Hani geçen demiştim ya “ Haydi gel blogumuza geri dönelim” diye. Ha işte o yüzden geldim. İki gündür çocuklarsız takılabileceğim bir özgürlük alanım var. Ben bu fırsatı nasıl değerlendirdim bilin bakalım? Evde oturarak! Bilgisayar başında biraz mesai yaptım, tamam kabul, ama o kadarcık... İki gündür KAGEM’in gitmek istediğim iki programı oldu ve ben son 15 dakikaya kadar karar veremeyip son anda ikisine de GİTMEDİM! Bu gitmeme yada gidememe durumu bende sorgulamaya neden oldu. Gerçekten niye gitmedim? Aslına bakarsanız kendimce geçerli mazeretlerim belki de bahanelerim vardı. Hava çok soğuktu, hava karanlıktı, evimize ulaşım zordu, oğlanın ödevi vardı vb.
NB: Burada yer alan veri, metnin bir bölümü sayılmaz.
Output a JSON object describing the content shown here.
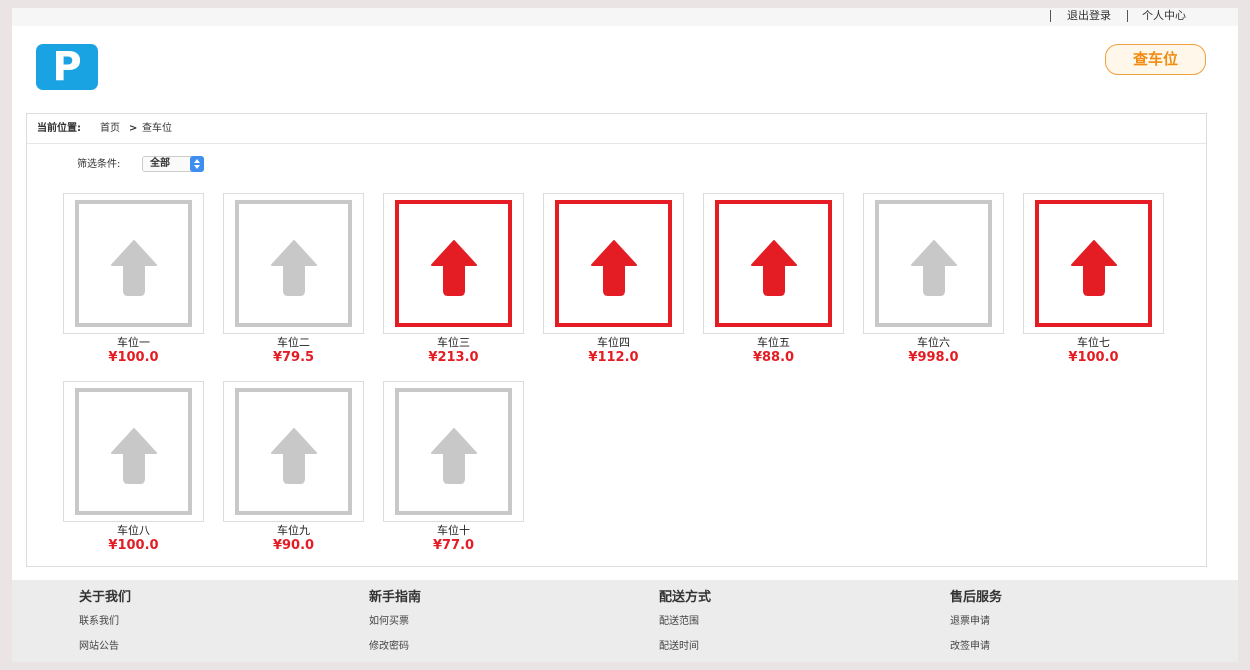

Eve, çocuklara hatta bir vucudu bulunmayan annelik kavramına yüklediğim anlamlar ve hisettiğim sorumluluklar mı beni alıkoydu? Yoksa yaşlandım ve tembelleştim mi? Yoksa eve çok mu alıştım? Peki gitmemekle çok mu kötü yaptım? Yoksa iyi mi yaptım?

İşte bu sorular kafamda dolanıyor. Oldukça içiçe geçmiş karmaşık durumlar olsa da tam bir cevabım yok. Ama şu bir gerçek ki “o eski halimden eser yok şimdi”. Belki bu derece değil ama baya değiştiğim gerçek. Peki bu değişim olumlu birşey mi? Bilmiyorum...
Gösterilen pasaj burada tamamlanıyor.